A/B Testing - Machine Learning Lens

This whitepaper is in the process of being updated.

A/B Testing

A/B testing is a technique that you can use to compare the performance of different versions of the same feature, while monitoring a high-level metric, such as the click-through rate or conversion rate. In this context, this means making inferences using different models for different users, and then analyzing the results. The different models are built using the same algorithm (the built-in Amazon SageMaker algorithm or your custom algorithm), but using two different hyperparameter settings.

A/B testing is similar to canary testing, but has larger user groups and a longer time scale, typically days or even weeks.
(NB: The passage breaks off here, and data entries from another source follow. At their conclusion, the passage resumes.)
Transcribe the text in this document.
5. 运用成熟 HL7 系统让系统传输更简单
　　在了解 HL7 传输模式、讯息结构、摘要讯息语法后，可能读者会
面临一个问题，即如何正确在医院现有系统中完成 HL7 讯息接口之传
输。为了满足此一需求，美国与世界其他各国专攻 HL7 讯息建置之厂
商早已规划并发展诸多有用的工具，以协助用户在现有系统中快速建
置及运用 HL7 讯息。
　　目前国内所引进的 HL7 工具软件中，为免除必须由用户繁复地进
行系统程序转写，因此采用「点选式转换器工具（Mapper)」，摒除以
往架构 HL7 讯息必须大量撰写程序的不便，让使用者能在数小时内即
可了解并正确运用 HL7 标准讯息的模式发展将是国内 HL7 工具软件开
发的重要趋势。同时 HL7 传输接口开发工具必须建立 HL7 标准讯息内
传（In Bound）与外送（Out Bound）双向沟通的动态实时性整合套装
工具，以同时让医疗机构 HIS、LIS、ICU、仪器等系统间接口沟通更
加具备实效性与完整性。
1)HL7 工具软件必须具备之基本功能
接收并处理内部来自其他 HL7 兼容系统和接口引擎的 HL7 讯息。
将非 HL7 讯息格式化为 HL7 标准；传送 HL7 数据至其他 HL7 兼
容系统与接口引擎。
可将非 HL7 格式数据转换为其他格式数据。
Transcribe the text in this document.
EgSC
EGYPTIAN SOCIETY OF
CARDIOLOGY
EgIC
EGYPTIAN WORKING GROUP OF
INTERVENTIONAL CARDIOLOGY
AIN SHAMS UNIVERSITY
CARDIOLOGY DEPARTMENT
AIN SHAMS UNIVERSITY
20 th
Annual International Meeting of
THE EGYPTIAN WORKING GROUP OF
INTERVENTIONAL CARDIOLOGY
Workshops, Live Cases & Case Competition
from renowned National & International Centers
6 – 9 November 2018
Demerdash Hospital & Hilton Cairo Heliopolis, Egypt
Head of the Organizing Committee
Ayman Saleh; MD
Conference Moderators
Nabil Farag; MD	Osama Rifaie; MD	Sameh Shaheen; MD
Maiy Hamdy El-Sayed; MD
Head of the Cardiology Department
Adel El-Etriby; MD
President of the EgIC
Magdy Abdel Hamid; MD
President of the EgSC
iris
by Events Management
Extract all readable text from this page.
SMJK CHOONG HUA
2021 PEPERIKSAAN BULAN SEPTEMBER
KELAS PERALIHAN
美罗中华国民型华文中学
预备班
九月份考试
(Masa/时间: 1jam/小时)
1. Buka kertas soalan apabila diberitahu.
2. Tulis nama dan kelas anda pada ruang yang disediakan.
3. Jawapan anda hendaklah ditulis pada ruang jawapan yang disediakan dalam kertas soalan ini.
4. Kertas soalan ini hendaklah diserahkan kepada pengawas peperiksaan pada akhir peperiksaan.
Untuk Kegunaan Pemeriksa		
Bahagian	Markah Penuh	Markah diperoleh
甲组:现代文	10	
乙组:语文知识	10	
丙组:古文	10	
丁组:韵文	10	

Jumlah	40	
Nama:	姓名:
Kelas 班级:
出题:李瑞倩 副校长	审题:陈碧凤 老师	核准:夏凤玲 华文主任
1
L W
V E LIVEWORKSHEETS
For this type of testing, Amazon SageMaker endpoint configuration uses two production variants: one for model A, and one for model B. To begin, configure the settings for both models to balance traffic between the models equally (50/50) and make sure that both models have identical instance configurations. After you have monitored the performance of both models with the initial setting of equal weights, you can either gradually change the traffic weights to put the models out of balance (60/40, 80/20, etc.), or you can change the weights in a single step, continuing until a single model is processing all of the live traffic.

The following is a sample production variant configuration for A/B testing.

ProductionVariants=[ { 'InstanceType':'ml.m4.xlarge', 'InitialInstanceCount':1, 'ModelName':'model_name_a', 'VariantName':'Model-A', 'InitialVariantWeight':1 }, { 'InstanceType':'ml.m4.xlarge', 'InitialInstanceCount':1, 'ModelName':'model_name_b', 'VariantName':'Model-B', 'InitialVariantWeight':1 } ])